Cost, cloud vs on-prem, and ROI
- 4× 4090s are framed as “all you need” but also “and ~$12k” in hardware, plus an expensive CPU/motherboard with enough PCIe lanes.
- Some argue renting 4× 4090 instances is cheaper and more flexible (roughly <$500 for a ~10-day train).
- Others note capex vs opex tradeoffs, resale value of GPUs, and desire to learn low-level quirks as reasons to own hardware.
- GPU rental market is described as crowded, with competition, varying integrity, and occasional “scammy” behavior (e.g., overselling hardware).
Power, cooling, and electrical requirements
- With ~450 W per 4090 and dual 1500 W PSUs, total draw can approach 3 kW.
- Several comments insist a dedicated 20–30 A circuit is effectively required, especially in US homes.
- Discussion compares US vs EU/UK circuits, emphasizing total wattage limits and fire risk from overcurrent.
Model, data, and software-side questions
- Many readers are more interested in what can realistically be trained and the data/curation process than in the rig itself.
- Training data suggestions include starting from FineWebEdu.
- Some ask for examples of model outputs and more detail on post-training methods (e.g., RL/RLHF).
Alternatives & tradeoffs
- Suggestions include used A100s, 3090s, lower-end 40-series (4060/4070 Ti), Tesla P40s, or just waiting for 5090 (32 GB VRAM).

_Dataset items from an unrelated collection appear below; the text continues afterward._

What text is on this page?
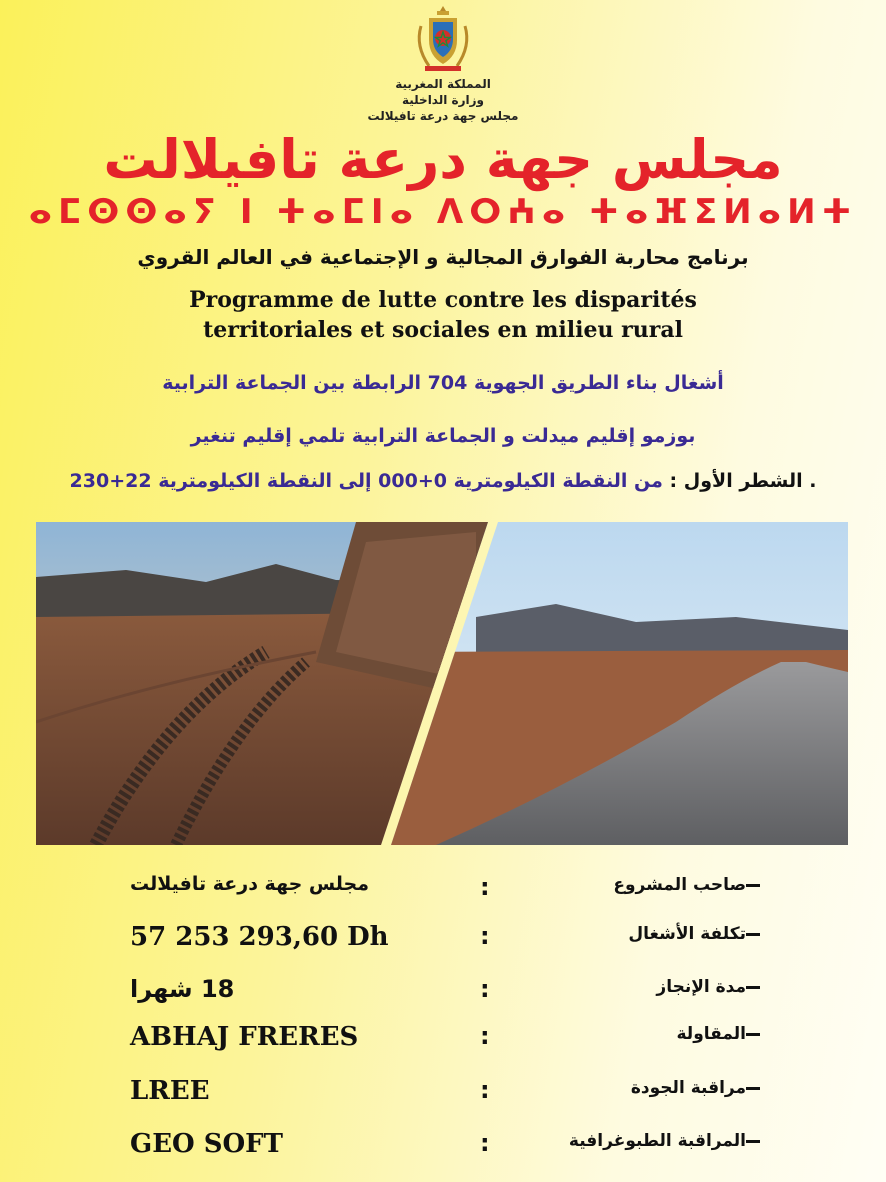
المملكة المغربية
وزارة الداخلية
مجلس جهة درعة تافيلالت
مجلس جهة درعة تافيلالت
ⴰⵎⵙⵙⴰⵢ ⵏ ⵜⴰⵎⵏⴰ ⴷⵔⵄⴰ ⵜⴰⴼⵉⵍⴰⵍⵜ
برنامج محاربة الفوارق المجالية و الإجتماعية في العالم القروي
Programme de lutte contre les disparités
territoriales et sociales en milieu rural
أشغال بناء الطريق الجهوية 704 الرابطة بين الجماعة الترابية
بوزمو إقليم ميدلت و الجماعة الترابية تلمي إقليم تنغير
. الشطر الأول : من النقطة الكيلومترية 0+000 إلى النقطة الكيلومترية 22+230
مجلس جهة درعة تافيلالت	:	صاحب المشروع
57 253 293,60 Dh	:	تكلفة الأشغال
18 شهرا	:	مدة الإنجاز
ABHAJ FRERES	:	المقاولة
LREE	:	مراقبة الجودة
GEO SOFT	:	المراقبة الطبوغرافية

- Objections to 3090s/M4 minis/Apple Silicon: older architectures, weaker memory bandwidth, limited training support vs CUDA.
Article quality & AI co-authorship
- Multiple commenters feel parts of the article read like AI-generated marketing copy, especially references to gaming features (e.g., DLSS 3).
- Author confirms AI “co-authored” text; some readers find this off-putting and prefer purely human-written explanations.